Con los ojos incapaces de abrirse más y la boca haciendo juego, Gunnar me miró incrédulo.

—¿Eso… eso le dijiste?

Asentí.

—Sí, mi amo y señor, mi sol y mi todo. Por eso jamás sabrás la cara que pondría.

Mi respuesta tuvo el efecto deseado. Gunnar comenzó a soltar el aire contenido, y con él toda la desazón, los temores, las inquietudes. Poco a poco fue liberando toda la tensión, su expresión se suavizó. La intensidad de su mirada prendió la mía. En ella vi mi reflejo, el de mi alma. Acto seguido me apretó en un abrazo algo violento. El aliento huyó de mis pulmones. Jadeé.

—Vas a asfixiarme, bárbaro del demonio —me quejé.

Gunnar rio con ganas, pero aflojó la presión.

—Y tú vas a matarme, creo que el corazón va a reventarme en el pecho.

De repente, una melodía llegó a mis oídos. Al unísono regresamos al mundo, envueltos en la premura por salir de la tina y vestirnos para la ocasión.

—¡La boda! —exclamé mientras me secaba—. ¿Quién va a oficiarla?

—Creo que yo —declaró mientras corría hacia el baúl con su ropa.

Lo miré divertida cuando caminó sobre un charco, aumentando peligrosamente su velocidad. Como era de esperar, chocó bruscamente contra la pared y cayó sentado al suelo.

—¡Maldición!

Unos golpes aporrearon la puerta.

—¡Gunnar! —llamó apremiante Thorffin.

—Como se te ocurra abrir, eres hombre muerto —advirtió después de echarme un vistazo.

—Como no salgas rápido, tendremos que correr para atrapar a la novia.

—¡Lárgate! Voy detrás de ti —respondió.

Se puso una túnica corta negra con ribetes en oro, unas calzas del mismo color y un ancho cinturón que ciñó su talle. Sacudió con vigor la cabellera esparciendo una miríada de gotitas iridiscentes y me sonrió.
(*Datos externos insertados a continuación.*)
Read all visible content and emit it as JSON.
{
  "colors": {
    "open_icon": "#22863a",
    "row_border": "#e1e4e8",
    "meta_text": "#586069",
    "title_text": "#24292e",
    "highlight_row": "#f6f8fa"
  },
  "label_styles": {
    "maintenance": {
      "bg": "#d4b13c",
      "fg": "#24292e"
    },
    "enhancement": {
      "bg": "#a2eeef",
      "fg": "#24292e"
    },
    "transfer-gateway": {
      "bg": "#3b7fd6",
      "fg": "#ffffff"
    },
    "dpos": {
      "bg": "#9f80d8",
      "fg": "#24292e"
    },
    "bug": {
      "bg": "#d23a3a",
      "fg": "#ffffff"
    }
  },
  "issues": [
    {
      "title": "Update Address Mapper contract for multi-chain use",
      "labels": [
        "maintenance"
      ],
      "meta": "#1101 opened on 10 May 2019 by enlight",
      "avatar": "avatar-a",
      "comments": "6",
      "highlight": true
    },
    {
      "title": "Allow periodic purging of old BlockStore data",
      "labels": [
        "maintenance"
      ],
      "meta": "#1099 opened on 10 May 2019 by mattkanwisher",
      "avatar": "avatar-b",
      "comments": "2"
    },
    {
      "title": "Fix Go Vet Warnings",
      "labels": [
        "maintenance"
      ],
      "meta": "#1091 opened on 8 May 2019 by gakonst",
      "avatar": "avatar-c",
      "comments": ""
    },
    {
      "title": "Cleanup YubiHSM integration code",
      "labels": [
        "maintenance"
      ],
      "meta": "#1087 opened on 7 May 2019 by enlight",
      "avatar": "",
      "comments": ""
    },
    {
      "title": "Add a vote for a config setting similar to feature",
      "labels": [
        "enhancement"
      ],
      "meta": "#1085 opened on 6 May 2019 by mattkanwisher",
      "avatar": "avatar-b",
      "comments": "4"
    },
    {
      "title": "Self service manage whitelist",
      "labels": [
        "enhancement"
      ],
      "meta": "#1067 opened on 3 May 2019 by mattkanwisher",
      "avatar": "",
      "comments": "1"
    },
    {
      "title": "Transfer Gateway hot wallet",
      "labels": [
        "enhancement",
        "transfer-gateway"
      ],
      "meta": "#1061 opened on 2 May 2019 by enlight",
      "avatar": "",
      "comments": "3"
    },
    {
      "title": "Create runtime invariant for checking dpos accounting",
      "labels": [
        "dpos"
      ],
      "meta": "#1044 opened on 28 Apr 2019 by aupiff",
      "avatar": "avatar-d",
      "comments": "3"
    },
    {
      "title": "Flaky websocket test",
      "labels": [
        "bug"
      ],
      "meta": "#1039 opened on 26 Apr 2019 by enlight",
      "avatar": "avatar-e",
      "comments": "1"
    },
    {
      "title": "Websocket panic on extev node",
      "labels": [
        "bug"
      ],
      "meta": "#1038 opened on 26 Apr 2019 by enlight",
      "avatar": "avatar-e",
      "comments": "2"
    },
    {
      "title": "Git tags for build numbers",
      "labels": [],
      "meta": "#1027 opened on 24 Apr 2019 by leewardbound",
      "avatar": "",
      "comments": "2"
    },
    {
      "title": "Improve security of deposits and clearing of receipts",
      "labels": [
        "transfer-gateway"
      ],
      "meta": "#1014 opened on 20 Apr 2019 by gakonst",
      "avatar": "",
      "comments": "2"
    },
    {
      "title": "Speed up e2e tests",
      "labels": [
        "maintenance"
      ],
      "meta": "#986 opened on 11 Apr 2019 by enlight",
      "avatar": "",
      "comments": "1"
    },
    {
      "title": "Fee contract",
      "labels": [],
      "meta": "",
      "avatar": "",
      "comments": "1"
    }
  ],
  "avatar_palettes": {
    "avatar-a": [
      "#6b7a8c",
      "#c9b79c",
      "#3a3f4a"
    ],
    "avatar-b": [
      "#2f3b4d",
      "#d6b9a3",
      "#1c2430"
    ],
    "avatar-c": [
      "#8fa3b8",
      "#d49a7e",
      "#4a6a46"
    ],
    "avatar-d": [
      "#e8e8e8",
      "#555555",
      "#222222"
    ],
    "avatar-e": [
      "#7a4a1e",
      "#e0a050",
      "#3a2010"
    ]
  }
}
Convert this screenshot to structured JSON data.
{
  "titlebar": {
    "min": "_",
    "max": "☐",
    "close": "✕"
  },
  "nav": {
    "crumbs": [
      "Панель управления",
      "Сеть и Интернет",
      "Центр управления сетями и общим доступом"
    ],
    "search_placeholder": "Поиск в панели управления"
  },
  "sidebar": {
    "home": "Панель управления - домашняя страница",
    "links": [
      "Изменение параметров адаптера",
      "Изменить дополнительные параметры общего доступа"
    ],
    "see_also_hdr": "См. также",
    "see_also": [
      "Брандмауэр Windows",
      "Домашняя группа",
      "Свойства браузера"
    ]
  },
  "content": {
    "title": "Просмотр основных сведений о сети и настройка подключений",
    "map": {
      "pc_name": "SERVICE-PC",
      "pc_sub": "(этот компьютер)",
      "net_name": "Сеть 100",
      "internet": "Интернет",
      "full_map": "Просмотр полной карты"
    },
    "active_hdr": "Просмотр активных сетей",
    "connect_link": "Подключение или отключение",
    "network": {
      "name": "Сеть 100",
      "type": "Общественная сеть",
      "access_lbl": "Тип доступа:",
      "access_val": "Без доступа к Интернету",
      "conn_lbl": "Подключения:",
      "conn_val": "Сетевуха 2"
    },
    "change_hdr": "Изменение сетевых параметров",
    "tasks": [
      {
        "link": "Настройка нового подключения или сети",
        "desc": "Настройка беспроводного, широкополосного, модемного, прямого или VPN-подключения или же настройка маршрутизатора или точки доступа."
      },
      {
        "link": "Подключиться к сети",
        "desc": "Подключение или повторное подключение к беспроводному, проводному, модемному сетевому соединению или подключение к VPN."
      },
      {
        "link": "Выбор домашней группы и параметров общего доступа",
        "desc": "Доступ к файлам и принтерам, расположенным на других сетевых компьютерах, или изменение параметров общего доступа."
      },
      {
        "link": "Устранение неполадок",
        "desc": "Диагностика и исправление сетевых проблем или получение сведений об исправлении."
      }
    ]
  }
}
—Quiero que te pongas mi vestido —exigió.

Ante mi expresión desconcertada fue al baúl. Sacó la túnica que Eyra sustrajo para mí. La que llevaba la primera vez que me entregué a él.

—Dudo de que entre en ella. La primera vez apenas pude.

—Ese era su encanto; además, el amarillo te favorece.

Terminó de disponer las armas que colgaban de su cinto y se acercó con una enorme sonrisa en el rostro y una mirada ávida.

—Aunque lo que más te favorece es lo que llevas puesto ahora.

Obviamente nada. Permanecía completamente desnuda. Lo abracé y le planté un sonoro beso en los labios.

Sus brazos rodearon mi cintura cruzándola y me ciñeron contra él.

—No tardes, preciosa, puede que precise tu ayuda.

—Ve, temo que Ada se arrepienta; es terca como una mula.

—Lo sé, ya me voy.

—Vete o Thorffin derribará la puerta.

Aquel fue el impulso que necesitaba; salió presuroso. Miré la túnica amarilla de seda y filigranas doradas. De inmediato, rebusqué en el baúl una sobreveste que lo cubriera, pero no encontré ninguna.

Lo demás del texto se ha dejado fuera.